Why you specify jetson-xavier-nx-devkit currently which is used for SD module?
I started using the EMMC module, I have changed to the SD card module as it made more sense for something else I was doing. Does it make a difference if I am using the SD card module or the EMMC?
I used the same EKS image for the UEFI flash as I did for the enc flash
Could you also perform this when you are verifying to enable UEFI secureboot?
And check if you would still hit the following errors during boot up.
ÿäE/TA: decrypt_image:99 TEE_InvokeTACommand failed with res = 0xffff0006
E/TA: decrypt_image:99 TEE_InvokeTACommand failed with res = 0xffff0007
E/TA: decrypt_image:99 TEE_InvokeTACommand failed with res = 0xffff0007
i regenerated the eks image with the same keys exipts i removed the -in_sym_key sym_t194.key \ as requsted
this time it booted stating secureboot in able.

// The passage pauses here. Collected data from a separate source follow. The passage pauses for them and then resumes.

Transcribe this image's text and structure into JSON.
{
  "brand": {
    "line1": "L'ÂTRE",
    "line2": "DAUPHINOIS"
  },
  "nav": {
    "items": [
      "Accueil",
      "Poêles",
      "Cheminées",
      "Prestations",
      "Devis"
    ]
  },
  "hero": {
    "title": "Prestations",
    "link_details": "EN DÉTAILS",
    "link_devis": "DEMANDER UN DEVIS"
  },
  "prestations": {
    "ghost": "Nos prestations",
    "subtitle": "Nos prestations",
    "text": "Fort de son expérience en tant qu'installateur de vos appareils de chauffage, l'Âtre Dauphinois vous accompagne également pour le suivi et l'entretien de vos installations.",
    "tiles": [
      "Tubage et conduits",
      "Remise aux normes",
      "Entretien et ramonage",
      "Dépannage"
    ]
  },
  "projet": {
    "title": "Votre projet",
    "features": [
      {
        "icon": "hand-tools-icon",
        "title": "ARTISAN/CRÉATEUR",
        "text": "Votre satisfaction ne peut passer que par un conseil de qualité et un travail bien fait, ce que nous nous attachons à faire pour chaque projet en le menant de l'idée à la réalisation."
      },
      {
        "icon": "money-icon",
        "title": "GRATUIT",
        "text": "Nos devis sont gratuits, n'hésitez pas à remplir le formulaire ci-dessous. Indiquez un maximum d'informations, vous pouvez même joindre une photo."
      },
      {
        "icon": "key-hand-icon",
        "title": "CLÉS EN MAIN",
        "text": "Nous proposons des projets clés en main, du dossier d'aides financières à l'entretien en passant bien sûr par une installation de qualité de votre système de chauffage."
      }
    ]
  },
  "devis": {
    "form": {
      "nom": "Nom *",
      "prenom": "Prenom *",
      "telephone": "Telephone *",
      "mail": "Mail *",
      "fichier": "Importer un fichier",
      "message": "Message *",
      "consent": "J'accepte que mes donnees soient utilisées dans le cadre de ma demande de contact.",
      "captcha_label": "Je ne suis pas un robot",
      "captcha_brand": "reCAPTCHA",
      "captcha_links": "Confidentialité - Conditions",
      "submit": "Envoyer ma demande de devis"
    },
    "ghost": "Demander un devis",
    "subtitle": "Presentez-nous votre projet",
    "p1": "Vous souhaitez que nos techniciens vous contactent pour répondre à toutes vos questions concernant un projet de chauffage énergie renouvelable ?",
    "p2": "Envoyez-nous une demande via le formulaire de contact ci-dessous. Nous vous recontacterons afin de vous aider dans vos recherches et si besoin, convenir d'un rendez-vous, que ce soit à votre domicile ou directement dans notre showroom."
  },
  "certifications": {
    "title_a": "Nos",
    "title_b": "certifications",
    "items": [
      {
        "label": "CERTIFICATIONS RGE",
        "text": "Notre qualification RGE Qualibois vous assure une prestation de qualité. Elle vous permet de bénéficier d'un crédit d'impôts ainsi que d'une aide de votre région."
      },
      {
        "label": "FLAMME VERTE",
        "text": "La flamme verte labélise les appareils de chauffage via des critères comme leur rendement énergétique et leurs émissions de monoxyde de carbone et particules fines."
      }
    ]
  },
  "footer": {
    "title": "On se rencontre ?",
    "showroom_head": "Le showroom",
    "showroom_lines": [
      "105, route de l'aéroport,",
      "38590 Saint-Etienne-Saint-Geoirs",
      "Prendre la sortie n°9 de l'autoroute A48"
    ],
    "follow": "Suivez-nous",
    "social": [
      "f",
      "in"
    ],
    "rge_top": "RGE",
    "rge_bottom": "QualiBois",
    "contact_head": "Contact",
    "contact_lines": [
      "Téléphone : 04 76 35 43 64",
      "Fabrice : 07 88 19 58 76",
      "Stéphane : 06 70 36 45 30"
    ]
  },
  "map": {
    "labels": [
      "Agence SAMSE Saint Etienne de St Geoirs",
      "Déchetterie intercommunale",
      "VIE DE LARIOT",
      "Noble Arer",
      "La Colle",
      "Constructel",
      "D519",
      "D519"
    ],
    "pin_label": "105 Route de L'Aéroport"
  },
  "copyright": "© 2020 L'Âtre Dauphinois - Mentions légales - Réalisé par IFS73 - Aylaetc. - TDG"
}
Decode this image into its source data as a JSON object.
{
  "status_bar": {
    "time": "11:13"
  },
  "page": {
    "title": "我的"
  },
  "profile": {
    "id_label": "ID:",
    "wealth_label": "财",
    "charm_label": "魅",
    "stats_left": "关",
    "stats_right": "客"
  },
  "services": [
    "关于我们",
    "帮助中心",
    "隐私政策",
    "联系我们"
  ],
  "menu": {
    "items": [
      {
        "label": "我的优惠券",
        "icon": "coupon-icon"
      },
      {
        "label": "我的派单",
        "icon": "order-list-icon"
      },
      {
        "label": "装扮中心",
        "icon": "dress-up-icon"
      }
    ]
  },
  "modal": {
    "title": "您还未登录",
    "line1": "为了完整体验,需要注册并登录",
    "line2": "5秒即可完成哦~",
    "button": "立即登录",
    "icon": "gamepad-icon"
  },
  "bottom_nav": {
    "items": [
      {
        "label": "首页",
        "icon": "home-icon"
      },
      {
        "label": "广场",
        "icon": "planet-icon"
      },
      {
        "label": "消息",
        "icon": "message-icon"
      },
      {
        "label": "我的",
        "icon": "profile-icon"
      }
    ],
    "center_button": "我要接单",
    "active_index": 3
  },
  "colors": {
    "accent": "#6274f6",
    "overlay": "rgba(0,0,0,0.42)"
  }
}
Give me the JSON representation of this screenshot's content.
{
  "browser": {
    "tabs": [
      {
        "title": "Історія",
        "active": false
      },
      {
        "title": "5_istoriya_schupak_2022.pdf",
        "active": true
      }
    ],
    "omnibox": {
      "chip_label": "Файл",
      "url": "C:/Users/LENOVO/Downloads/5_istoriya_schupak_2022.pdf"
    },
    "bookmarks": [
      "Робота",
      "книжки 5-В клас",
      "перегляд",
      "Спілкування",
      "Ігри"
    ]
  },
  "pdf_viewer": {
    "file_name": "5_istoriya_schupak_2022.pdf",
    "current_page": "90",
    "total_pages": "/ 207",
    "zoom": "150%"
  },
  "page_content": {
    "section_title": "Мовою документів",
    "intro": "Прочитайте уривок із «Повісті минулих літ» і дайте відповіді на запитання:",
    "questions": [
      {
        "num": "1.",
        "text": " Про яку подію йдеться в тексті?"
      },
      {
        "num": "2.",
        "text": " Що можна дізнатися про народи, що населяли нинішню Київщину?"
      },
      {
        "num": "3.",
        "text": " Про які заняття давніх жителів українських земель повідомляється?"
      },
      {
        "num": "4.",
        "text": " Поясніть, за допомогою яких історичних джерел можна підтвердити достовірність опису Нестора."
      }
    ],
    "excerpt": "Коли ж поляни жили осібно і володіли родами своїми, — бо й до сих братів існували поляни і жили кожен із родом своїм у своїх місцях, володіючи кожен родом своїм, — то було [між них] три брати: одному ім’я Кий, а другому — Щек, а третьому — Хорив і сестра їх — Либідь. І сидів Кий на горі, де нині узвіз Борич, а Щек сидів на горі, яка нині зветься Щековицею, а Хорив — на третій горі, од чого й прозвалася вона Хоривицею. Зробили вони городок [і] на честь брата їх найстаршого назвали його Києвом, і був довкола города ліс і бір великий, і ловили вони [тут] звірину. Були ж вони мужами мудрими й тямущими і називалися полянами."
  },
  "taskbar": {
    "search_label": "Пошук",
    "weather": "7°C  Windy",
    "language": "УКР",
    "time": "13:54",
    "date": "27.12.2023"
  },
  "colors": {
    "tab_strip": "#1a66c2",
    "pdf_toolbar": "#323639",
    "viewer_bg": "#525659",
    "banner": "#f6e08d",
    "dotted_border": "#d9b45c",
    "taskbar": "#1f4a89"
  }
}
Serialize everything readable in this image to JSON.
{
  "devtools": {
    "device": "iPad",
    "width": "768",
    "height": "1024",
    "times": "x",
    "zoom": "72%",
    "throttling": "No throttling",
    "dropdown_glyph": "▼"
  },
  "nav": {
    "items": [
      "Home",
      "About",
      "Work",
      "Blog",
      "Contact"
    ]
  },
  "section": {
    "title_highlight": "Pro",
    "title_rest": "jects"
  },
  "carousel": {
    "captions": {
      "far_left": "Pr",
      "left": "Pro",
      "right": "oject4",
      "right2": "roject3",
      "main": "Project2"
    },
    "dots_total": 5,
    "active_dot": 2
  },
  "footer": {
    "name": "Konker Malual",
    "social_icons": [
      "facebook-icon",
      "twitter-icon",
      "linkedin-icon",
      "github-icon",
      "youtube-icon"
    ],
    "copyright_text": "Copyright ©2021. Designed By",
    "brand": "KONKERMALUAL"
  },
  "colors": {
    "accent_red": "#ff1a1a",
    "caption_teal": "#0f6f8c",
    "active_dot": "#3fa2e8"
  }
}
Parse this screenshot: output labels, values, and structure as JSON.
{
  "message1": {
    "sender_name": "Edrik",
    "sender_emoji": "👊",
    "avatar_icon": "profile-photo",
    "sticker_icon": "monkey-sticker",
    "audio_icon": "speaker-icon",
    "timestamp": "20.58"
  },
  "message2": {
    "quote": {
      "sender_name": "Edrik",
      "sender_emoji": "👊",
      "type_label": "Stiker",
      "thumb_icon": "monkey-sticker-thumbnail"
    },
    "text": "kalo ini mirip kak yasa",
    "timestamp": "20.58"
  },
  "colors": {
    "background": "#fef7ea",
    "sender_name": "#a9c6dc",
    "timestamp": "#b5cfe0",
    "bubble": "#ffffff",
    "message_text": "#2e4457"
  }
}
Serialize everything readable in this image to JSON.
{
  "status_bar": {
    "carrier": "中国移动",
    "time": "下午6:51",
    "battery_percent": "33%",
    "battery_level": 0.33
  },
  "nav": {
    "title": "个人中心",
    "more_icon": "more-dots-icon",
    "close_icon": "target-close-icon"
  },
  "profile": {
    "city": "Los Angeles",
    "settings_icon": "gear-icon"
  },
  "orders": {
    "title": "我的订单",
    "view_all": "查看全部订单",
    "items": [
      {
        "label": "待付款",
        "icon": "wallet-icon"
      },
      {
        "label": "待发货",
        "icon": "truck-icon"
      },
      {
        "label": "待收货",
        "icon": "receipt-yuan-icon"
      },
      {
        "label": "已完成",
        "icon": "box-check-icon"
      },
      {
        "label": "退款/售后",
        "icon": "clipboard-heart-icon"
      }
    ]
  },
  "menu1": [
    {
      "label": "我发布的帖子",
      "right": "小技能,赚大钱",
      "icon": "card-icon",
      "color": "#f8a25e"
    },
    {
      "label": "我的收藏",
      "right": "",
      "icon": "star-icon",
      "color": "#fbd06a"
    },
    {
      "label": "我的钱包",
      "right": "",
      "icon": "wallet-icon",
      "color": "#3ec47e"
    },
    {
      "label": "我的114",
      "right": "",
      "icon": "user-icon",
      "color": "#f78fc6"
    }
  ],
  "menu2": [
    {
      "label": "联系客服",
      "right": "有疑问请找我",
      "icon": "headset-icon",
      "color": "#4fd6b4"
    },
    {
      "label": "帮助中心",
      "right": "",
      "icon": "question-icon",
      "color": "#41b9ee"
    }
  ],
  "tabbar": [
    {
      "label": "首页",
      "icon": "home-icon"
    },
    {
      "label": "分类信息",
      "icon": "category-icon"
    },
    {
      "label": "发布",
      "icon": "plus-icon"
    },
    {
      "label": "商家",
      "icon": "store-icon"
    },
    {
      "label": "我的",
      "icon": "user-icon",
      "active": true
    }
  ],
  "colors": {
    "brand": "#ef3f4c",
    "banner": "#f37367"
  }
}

what is the sym key used for?
sym_t194.key is UEFI payload encryption key.
If the EKS contains the UEFI payload encryption key and UEFI secure boot is enabled, L4TLauncher will assume that UEFI payload encryption is enabled and will attempt to decrypt the UEFI payloads.
We will remove this key in default eks image in next JP5.x release.